Hacker News new | ask | show | jobs
by Kalium 842 days ago
At the scale of Meta, "down" is a nuanced concept. You are very unlikely to get every piece of functionality seizing up at once. What you are likely to get is some services ceasing to function and other services doing error-handling.

For example, if the service that authenticates a user stops working but the service that shows the login form works, then you get a complex interaction. The resulting messaging - and thus user experience - depend entirely on how the login page service was coded to handle whatever failure the authentication service offered up. If that happens to be indistinguishable from a failure to authenticate due to incorrect credentials from the perspective of the login form service, well, here we are.

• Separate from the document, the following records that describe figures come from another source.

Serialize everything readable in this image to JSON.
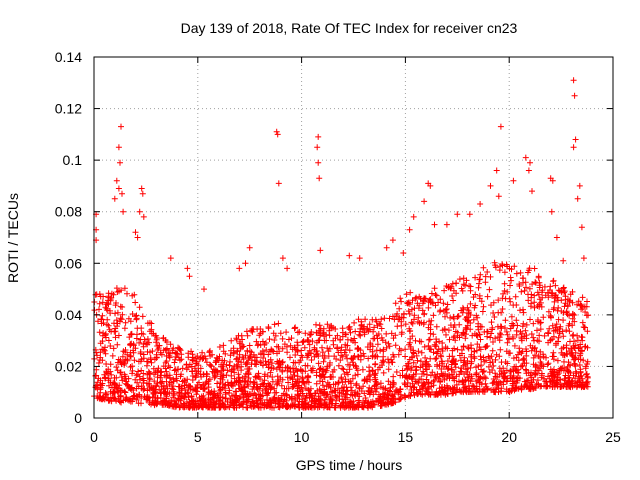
{
  "colors": {
    "series": "#ff0000",
    "frame": "#000000",
    "grid": "#a0a0a0"
  },
  "chart_data": {
    "type": "scatter",
    "title": "Day 139 of 2018, Rate Of TEC Index for receiver cn23",
    "xlabel": "GPS time / hours",
    "ylabel": "ROTI / TECUs",
    "xlim": [
      0,
      25
    ],
    "ylim": [
      0,
      0.14
    ],
    "xticks": [
      0,
      5,
      10,
      15,
      20,
      25
    ],
    "yticks": [
      0,
      0.02,
      0.04,
      0.06,
      0.08,
      0.1,
      0.12,
      0.14
    ],
    "xtick_labels": [
      "0",
      "5",
      "10",
      "15",
      "20",
      "25"
    ],
    "ytick_labels": [
      "0",
      "0.02",
      "0.04",
      "0.06",
      "0.08",
      "0.1",
      "0.12",
      "0.14"
    ],
    "grid": true,
    "marker": "+",
    "series": [
      {
        "name": "ROTI",
        "envelope_x": [
          0,
          0.5,
          1,
          1.5,
          2,
          2.5,
          3,
          3.5,
          4,
          4.5,
          5,
          5.5,
          6,
          6.5,
          7,
          7.5,
          8,
          8.5,
          9,
          9.5,
          10,
          10.5,
          11,
          11.5,
          12,
          12.5,
          13,
          13.5,
          14,
          14.5,
          15,
          15.5,
          16,
          16.5,
          17,
          17.5,
          18,
          18.5,
          19,
          19.5,
          20,
          20.5,
          21,
          21.5,
          22,
          22.5,
          23,
          23.5,
          23.8
        ],
        "envelope_low": [
          0.008,
          0.007,
          0.006,
          0.006,
          0.006,
          0.005,
          0.005,
          0.005,
          0.004,
          0.004,
          0.004,
          0.004,
          0.004,
          0.004,
          0.004,
          0.004,
          0.004,
          0.004,
          0.004,
          0.004,
          0.004,
          0.004,
          0.004,
          0.004,
          0.004,
          0.004,
          0.004,
          0.004,
          0.005,
          0.006,
          0.008,
          0.009,
          0.009,
          0.009,
          0.009,
          0.01,
          0.01,
          0.01,
          0.01,
          0.01,
          0.01,
          0.011,
          0.011,
          0.012,
          0.012,
          0.012,
          0.012,
          0.012,
          0.012
        ],
        "envelope_high": [
          0.05,
          0.048,
          0.05,
          0.052,
          0.048,
          0.04,
          0.035,
          0.03,
          0.028,
          0.026,
          0.026,
          0.028,
          0.028,
          0.03,
          0.033,
          0.035,
          0.035,
          0.036,
          0.038,
          0.036,
          0.034,
          0.036,
          0.038,
          0.036,
          0.035,
          0.038,
          0.04,
          0.038,
          0.04,
          0.045,
          0.048,
          0.05,
          0.052,
          0.05,
          0.052,
          0.054,
          0.055,
          0.058,
          0.06,
          0.062,
          0.06,
          0.058,
          0.06,
          0.056,
          0.054,
          0.052,
          0.05,
          0.048,
          0.046
        ],
        "outliers": [
          [
            0.1,
            0.079
          ],
          [
            0.1,
            0.073
          ],
          [
            0.1,
            0.069
          ],
          [
            1.3,
            0.113
          ],
          [
            1.2,
            0.105
          ],
          [
            1.25,
            0.099
          ],
          [
            1.1,
            0.092
          ],
          [
            1.2,
            0.089
          ],
          [
            1.35,
            0.087
          ],
          [
            1.0,
            0.085
          ],
          [
            1.4,
            0.08
          ],
          [
            2.3,
            0.089
          ],
          [
            2.35,
            0.087
          ],
          [
            2.2,
            0.08
          ],
          [
            2.4,
            0.078
          ],
          [
            2.0,
            0.072
          ],
          [
            2.1,
            0.07
          ],
          [
            3.7,
            0.062
          ],
          [
            4.5,
            0.058
          ],
          [
            4.6,
            0.055
          ],
          [
            5.3,
            0.05
          ],
          [
            7.5,
            0.066
          ],
          [
            7.3,
            0.06
          ],
          [
            8.8,
            0.111
          ],
          [
            8.85,
            0.11
          ],
          [
            8.9,
            0.091
          ],
          [
            9.1,
            0.062
          ],
          [
            9.3,
            0.058
          ],
          [
            7.0,
            0.058
          ],
          [
            10.8,
            0.109
          ],
          [
            10.75,
            0.105
          ],
          [
            10.8,
            0.099
          ],
          [
            10.85,
            0.093
          ],
          [
            10.9,
            0.065
          ],
          [
            12.3,
            0.063
          ],
          [
            12.8,
            0.062
          ],
          [
            14.1,
            0.066
          ],
          [
            14.4,
            0.069
          ],
          [
            14.9,
            0.064
          ],
          [
            15.2,
            0.073
          ],
          [
            15.4,
            0.078
          ],
          [
            16.1,
            0.091
          ],
          [
            16.2,
            0.09
          ],
          [
            15.9,
            0.084
          ],
          [
            16.4,
            0.075
          ],
          [
            17.0,
            0.075
          ],
          [
            17.5,
            0.079
          ],
          [
            18.1,
            0.079
          ],
          [
            18.6,
            0.083
          ],
          [
            19.1,
            0.09
          ],
          [
            19.4,
            0.096
          ],
          [
            19.5,
            0.086
          ],
          [
            19.6,
            0.113
          ],
          [
            20.2,
            0.092
          ],
          [
            20.8,
            0.101
          ],
          [
            21.0,
            0.099
          ],
          [
            20.95,
            0.096
          ],
          [
            21.1,
            0.088
          ],
          [
            22.0,
            0.093
          ],
          [
            22.1,
            0.092
          ],
          [
            22.05,
            0.08
          ],
          [
            22.3,
            0.07
          ],
          [
            22.6,
            0.061
          ],
          [
            23.1,
            0.131
          ],
          [
            23.15,
            0.125
          ],
          [
            23.2,
            0.108
          ],
          [
            23.1,
            0.105
          ],
          [
            23.4,
            0.09
          ],
          [
            23.3,
            0.085
          ],
          [
            23.5,
            0.074
          ],
          [
            23.6,
            0.062
          ]
        ]
      }
    ]
  }
}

At Meta's scale, there's likely quite a few underlying services. Which means we could be getting something a dozen or more complex interactions away from wherever the failures are happening.

3 comments

Isn't this just the standard problem of reporting useful error messages? Like, yes, there are academic situations where you can't distinguish between two possible error sources, but the vast majority of insufficiently informative error messages in the real world arise because low effort was applied to doing so.
Yes and no.

Yes, with the additions of sheer scale, a vast number of services, multiple layers, and the difficulty of defining "down" added in. I think the difficulty of reporting useful error messages is proportional to the number of places an error can reasonably happen and the number of connections it can happen over, and by any metric Meta's got a lot of those.

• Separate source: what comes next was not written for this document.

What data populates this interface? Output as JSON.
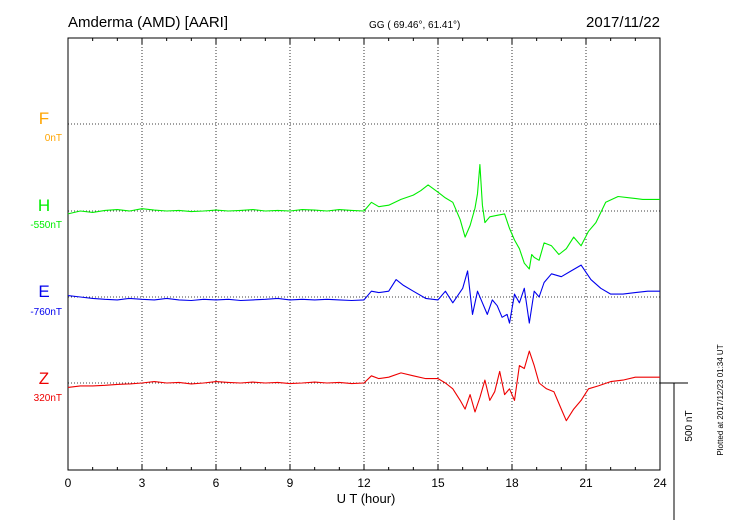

No, in that detecting when you should be reporting a useful error message is itself a complex problem. If a service you call gives you a nonsense response, what do you surface to the user? If a service times out, what do you report? How do you do all this without confusing, intimidating, and terrifying users to whom the phrase "service timeout" is technobabble?

> If a service you call gives you a nonsense response, what do you surface to the user?

If this occurred during the authentication process, I think I would tell the user "Sorry, the authentication process isn't working. Try again later." rather than "Invalid credentials". And you could include a "[technical details]" button that the user could click if they were curious or were in the process of troubleshooting.

Slightly unrelated question, but just how "Big" is Meta? I know it's vast, but as an outsider I have trouble grokking the scale of it.
When most people talk about serving thousands and maybe millions of requests per second, Meta talks about billions of requests per second.

https://read.engineerscodex.com/p/how-facebook-scaled-memcac...

> If that happens to be indistinguishable from a failure to authenticate due to incorrect credentials from the perspective of the login form service, well, here we are.

If you can't distinguish those, then that is bad software design.